Um effektives Monitoring und Steuerzahlung zu gewährleisten, unterstützen hochrangige Finanzämter die Bundesbehörde FIRS. Diese Large Tax Offices (LTOs) sind in den Bundesstaaten angesiedelt. Es geht darum, möglichst nah an den Menschen zu sein, erklärt FIRS-Chefin Ifueko Omoigui-Okaru: „Das eigentliche Ziel ist, dass die Steuerzahler freiwillig zahlen und weniger zur Hinterziehung neigen.“

Eine weitere neue Vorschrift verpflichtet Kandidaten für öffentliche Ämter, ihre Steuerdaten zu veröffentlichen. Sie müssen offenlegen, wie viel Geld sie in den vergangenen drei Jahren verdient und versteuert haben. Die Wähler interessieren solche Zahlen. Sie werden kaum jemanden wählen, der die Angabe seiner Daten verweigert.

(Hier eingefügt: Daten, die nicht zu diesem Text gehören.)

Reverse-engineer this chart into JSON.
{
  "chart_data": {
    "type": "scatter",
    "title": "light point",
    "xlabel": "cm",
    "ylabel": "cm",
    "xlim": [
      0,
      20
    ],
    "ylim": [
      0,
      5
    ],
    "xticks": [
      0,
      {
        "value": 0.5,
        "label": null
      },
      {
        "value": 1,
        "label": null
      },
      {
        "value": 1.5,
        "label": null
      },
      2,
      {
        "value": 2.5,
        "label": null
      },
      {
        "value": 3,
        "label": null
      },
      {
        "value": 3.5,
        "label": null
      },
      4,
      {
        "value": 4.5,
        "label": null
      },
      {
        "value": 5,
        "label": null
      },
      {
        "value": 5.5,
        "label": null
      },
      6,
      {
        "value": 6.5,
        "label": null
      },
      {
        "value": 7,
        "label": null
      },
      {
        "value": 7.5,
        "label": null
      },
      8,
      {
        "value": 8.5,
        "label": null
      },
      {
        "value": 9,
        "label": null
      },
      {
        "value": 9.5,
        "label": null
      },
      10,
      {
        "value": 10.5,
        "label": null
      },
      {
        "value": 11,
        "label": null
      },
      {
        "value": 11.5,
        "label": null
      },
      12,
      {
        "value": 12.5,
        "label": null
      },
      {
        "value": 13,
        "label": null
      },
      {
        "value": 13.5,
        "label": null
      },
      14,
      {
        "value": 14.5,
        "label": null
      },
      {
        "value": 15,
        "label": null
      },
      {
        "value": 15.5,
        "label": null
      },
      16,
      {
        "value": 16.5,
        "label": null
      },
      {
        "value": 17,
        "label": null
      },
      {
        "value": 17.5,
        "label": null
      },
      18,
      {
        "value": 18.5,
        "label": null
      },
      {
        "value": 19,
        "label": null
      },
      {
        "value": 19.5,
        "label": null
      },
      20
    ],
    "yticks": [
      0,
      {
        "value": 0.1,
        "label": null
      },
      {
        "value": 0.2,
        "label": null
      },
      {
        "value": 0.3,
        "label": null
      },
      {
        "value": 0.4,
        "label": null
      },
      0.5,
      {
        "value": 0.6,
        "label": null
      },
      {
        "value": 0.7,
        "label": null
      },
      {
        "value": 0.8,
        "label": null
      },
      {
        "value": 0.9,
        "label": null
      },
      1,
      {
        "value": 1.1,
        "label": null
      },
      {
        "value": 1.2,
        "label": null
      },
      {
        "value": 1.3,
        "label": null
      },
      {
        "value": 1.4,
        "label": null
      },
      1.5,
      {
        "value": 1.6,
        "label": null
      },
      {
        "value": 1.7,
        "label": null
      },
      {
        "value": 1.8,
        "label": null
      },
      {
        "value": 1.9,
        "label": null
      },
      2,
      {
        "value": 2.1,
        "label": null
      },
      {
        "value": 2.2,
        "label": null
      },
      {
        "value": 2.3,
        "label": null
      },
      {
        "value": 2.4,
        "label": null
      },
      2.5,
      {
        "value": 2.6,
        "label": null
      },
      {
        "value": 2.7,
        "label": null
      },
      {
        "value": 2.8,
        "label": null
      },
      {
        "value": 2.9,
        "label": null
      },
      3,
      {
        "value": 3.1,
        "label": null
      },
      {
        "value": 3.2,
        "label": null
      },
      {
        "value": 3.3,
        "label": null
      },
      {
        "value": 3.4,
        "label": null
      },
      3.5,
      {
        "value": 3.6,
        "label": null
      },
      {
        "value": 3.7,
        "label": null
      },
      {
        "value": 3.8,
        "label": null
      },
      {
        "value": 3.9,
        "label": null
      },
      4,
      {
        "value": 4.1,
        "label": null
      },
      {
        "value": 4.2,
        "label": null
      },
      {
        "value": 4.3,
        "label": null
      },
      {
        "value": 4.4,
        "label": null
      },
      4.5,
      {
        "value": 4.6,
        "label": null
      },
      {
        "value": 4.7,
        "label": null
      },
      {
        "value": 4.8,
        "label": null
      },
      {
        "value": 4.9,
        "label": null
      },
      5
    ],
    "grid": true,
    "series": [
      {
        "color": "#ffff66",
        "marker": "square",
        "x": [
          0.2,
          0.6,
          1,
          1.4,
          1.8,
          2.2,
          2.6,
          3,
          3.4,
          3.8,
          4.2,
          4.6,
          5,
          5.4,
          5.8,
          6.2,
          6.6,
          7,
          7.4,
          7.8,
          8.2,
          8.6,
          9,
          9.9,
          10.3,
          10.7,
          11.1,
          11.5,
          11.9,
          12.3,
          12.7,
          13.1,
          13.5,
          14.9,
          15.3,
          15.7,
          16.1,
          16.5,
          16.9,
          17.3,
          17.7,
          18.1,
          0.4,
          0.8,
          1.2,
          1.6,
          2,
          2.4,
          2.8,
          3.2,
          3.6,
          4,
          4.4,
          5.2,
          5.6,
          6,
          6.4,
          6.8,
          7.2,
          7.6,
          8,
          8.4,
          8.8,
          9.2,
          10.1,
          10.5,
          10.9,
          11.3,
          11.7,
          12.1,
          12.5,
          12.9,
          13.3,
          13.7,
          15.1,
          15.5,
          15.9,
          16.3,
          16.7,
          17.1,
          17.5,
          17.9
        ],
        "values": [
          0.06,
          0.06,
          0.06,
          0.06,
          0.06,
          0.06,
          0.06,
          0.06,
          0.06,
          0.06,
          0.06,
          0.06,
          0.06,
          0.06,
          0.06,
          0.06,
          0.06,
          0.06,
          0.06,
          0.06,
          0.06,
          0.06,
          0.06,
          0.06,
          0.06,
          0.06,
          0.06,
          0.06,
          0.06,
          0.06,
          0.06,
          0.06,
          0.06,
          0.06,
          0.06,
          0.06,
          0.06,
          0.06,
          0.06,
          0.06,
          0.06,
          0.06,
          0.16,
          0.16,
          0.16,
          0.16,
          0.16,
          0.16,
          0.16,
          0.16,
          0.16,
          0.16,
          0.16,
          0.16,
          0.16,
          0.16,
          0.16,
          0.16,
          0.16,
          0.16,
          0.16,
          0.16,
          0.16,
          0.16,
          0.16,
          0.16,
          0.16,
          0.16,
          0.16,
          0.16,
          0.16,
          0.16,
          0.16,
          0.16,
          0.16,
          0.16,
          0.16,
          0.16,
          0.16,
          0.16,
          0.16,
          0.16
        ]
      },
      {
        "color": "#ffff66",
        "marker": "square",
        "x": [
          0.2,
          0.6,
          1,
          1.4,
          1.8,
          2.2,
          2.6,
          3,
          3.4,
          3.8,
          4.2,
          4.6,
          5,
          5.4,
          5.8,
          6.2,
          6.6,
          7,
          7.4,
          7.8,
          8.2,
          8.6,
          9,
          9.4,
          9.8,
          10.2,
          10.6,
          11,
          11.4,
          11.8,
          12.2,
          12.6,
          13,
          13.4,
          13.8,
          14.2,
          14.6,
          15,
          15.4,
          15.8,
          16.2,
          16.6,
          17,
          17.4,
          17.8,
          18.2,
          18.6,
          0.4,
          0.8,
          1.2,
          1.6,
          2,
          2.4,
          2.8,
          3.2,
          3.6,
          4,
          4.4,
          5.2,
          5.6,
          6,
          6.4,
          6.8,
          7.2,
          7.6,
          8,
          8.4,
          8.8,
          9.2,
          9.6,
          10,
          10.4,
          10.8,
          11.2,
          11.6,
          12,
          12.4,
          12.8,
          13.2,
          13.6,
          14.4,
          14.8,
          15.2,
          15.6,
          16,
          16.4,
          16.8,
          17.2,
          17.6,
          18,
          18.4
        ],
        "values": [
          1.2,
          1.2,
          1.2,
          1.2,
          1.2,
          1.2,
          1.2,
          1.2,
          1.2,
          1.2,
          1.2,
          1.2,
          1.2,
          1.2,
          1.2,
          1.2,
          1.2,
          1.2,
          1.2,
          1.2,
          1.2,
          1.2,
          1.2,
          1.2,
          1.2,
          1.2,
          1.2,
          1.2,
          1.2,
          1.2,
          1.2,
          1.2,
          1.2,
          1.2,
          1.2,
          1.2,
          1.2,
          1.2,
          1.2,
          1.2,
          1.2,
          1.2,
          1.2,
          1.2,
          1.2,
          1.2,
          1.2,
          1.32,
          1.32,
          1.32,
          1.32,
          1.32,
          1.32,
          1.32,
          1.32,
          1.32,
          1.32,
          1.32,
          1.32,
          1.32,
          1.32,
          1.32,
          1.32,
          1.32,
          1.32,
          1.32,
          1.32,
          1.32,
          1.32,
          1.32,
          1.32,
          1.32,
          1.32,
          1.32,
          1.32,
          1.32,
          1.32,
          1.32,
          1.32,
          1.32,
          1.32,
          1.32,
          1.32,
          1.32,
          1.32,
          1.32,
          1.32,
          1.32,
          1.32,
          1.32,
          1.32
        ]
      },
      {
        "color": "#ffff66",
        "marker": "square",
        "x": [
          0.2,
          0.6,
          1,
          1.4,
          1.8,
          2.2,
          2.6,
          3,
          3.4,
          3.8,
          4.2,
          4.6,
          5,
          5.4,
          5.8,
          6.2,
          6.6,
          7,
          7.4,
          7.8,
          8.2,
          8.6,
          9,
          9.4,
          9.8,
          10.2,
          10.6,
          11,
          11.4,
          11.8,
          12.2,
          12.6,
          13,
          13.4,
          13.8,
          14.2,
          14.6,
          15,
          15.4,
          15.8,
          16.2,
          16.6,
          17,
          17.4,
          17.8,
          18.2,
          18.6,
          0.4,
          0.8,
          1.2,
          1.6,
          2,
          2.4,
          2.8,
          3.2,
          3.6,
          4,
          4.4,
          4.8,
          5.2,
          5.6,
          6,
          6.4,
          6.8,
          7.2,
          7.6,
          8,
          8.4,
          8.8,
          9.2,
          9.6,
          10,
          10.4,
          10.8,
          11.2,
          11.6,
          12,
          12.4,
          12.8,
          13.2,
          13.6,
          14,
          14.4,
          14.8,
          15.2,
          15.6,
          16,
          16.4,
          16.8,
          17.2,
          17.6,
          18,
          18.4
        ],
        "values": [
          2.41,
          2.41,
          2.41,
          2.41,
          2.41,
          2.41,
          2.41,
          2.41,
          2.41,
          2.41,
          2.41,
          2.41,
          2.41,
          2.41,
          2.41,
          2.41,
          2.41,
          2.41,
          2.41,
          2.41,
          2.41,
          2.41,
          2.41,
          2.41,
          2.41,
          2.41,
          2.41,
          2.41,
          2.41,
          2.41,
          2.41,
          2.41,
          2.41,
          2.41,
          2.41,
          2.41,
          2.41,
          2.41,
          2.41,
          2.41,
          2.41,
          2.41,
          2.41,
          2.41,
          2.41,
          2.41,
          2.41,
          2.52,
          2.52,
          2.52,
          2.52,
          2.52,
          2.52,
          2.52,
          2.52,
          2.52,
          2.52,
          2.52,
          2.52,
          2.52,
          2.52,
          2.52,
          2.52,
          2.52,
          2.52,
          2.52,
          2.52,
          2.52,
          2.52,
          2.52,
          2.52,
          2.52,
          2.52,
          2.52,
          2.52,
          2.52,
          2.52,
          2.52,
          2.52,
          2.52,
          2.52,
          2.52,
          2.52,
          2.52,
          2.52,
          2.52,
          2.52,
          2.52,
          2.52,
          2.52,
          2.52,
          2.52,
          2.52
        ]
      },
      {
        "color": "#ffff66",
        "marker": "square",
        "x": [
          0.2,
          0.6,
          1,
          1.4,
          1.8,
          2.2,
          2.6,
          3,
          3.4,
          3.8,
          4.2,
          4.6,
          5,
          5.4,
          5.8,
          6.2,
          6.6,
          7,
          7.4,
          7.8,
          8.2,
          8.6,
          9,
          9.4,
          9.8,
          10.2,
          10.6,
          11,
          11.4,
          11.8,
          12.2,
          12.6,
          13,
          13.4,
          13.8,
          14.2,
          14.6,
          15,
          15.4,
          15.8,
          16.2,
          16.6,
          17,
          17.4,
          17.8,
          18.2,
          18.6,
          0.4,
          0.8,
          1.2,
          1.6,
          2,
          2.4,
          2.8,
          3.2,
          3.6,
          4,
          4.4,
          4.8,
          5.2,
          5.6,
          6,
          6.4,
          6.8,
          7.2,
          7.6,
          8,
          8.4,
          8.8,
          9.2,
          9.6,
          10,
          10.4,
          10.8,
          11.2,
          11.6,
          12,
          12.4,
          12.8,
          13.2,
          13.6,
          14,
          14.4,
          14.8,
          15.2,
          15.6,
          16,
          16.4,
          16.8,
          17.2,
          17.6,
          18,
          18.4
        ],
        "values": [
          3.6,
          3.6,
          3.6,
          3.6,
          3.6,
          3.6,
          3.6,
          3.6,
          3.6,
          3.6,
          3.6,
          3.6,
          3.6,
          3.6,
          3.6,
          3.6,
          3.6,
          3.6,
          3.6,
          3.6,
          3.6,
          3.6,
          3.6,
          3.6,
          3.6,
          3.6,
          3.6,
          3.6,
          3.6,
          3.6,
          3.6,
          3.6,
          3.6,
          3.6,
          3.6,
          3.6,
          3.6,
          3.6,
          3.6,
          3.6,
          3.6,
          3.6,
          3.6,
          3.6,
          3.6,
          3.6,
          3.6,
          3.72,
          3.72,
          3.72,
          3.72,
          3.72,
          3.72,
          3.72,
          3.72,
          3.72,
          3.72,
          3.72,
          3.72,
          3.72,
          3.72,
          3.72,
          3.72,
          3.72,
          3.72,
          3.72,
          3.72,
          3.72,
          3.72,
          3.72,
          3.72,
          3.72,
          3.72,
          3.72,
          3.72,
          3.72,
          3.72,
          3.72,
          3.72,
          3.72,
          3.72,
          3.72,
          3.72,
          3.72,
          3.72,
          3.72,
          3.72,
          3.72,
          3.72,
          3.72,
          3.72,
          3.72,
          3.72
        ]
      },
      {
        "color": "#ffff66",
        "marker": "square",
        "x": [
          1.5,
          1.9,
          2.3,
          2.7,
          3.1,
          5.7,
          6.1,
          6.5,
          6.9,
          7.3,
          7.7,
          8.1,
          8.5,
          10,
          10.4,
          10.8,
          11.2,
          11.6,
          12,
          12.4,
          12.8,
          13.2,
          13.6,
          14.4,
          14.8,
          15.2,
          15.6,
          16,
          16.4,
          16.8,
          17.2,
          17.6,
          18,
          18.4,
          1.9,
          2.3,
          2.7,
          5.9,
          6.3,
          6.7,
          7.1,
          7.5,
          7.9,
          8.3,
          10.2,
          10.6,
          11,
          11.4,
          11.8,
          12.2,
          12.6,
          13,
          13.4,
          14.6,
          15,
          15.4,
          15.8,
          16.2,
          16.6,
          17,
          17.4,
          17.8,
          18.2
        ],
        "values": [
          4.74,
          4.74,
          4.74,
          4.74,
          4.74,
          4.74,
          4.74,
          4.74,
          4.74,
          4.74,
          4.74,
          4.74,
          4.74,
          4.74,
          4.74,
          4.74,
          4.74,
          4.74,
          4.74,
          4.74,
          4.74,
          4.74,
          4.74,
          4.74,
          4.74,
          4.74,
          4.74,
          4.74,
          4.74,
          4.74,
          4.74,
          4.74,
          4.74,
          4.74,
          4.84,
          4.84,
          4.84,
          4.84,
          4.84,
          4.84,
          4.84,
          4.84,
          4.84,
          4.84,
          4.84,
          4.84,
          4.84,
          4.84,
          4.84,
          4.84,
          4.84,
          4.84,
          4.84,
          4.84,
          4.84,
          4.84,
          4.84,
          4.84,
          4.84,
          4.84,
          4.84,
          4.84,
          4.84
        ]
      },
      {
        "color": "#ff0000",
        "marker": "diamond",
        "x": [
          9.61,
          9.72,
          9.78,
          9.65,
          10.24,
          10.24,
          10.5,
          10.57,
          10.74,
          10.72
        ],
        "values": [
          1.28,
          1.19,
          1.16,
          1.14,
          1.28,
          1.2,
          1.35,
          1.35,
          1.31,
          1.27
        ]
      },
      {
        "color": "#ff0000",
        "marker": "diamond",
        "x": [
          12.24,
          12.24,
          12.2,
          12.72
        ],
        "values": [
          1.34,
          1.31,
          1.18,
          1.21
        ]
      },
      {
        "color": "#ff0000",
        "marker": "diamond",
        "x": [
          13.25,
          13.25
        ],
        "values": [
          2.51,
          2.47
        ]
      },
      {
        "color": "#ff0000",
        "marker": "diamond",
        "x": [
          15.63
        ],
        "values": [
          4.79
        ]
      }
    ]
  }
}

Solche Maßnahmen zielen nicht nur auf Politiker. Auch Firmen müssen die Höhe ihrer Gewinne und gezahlten Steuern offenlegen, wenn sie sich um ­öffentliche Aufträge bewerben. Andernfalls sind sie von Geschäften mit dem Staat ausgeschlossen. Seit Nigerias Unabhängigkeit handhabten viele Regierungen die Steuergesetze nur halbherzig. Große ­Unternehmen und reiche Individuen wehrten sich ­gegen die Einziehung von Steuern. An der Thematik zeigten jahrelang nur die Steuerbehörden selbst echtes Interesse.

Das änderte sich im vergangenen Jahrzehnt. Präsident Olusegun Obasanjo brachte Reformen auf den Weg, die seine Nachfolger Umaru Musa Yar´Adua und Goodluck Jonathan fortführten. Ziel war, die Amts- und Regierungsführung zu stärken und globalen Standards gerecht zu werden. Die internationale Erfahrung lehrt, dass Regierungen den Bedürfnissen ihrer Bürger aufgeschlossener gegenüberstehen, wenn sie von deren Steuern abhängen. Im Kampf gegen die Korruption ist ein solides öffentliches Finanzsystem eine wichtige Komponente.

Die Reformen waren zunächst umstritten. Das galt besonders für die Einführung der Mehrwertsteuer, weil sie alle Verbraucher trifft. Die Kontroverse ebbte aber ab, weil offensichtlich wurde, dass das System sinnvoll ist. Im Wahlkampf im April war das Steuersystem daher kein heiß debattiertes Thema.